Le XXIe siècle serait-il religieux, comme on l’a fait dire à André Malraux ? En tout cas, le monde est plus attiré par la religiosité païenne qu’indifférent ou hostile. Nos contemporains sont prompts à se livrer à toutes sortes de croyances et de pratiques plus ou moins ésotériques (druidisme, magie, sorcellerie…). Or le paganisme est une impasse, il ne rend l’homme ni plus fort ni plus heureux. Il met en lumière « le drame de l’humanisme athée » (Cardinal de Lubac). Tel est le monde dans lequel vivent ceux qui frappent à la porte de l’Église. Par quels chemins sont-ils passés ? Cela nous échappe en partie, et je crois que c’est bien ainsi. Dieu nous rappelle qu’il a l’initiative, que nous sommes des serviteurs quelconques. Les catéchumènes sont souvent appelés par Dieu à travers des médiations auxquelles nous étions peu habitués : un ami de leur âge les amène à l’église et les voilà touchés, ou bien la curiosité les a conduits à rechercher sur les réseaux sociaux des informations sur la foi chrétienne et ils sont tombés sur de bons influenceurs catholiques, peut-être stimulés par l’intercession du bienheureux Carlo Acutis. Je considère que cet afflux de demandes de baptême est une parole que Dieu nous adresse. Allons-nous l’entendre ? Sommes-nous formés et préparés pour accueillir ces nouveaux catéchumènes ? Allons-nous leur proposer une soupe tiède ou le feu de l’Esprit et le festin du Royaume des cieux ?

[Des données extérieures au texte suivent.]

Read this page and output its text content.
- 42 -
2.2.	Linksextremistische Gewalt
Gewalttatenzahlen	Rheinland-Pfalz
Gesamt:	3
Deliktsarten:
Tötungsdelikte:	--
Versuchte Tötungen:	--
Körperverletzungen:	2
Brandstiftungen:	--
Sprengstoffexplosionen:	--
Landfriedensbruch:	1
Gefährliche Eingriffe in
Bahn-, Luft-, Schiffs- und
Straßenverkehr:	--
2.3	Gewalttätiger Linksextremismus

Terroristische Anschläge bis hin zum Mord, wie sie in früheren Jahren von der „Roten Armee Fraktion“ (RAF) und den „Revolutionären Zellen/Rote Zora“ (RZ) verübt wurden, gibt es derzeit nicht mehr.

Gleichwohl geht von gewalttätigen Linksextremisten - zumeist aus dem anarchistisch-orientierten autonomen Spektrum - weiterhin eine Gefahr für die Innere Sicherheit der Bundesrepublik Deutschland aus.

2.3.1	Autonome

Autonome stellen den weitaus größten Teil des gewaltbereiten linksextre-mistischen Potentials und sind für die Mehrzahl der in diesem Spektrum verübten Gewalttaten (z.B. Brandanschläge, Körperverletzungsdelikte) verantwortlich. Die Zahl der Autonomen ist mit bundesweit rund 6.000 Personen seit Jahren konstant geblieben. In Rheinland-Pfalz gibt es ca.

Vous avez été à la tête du séminaire de Paris avant d’être nommé évêque : y a-t-il un besoin de réforme dans l’organisation des séminaires diocésains ? Y a-t-il des chantiers prioritaires ? Le succès des parcours hors diocèse (Communauté Saint-Martin, Fraternité Saint-Pierre…) doit-il interroger sur les séminaires diocésains ?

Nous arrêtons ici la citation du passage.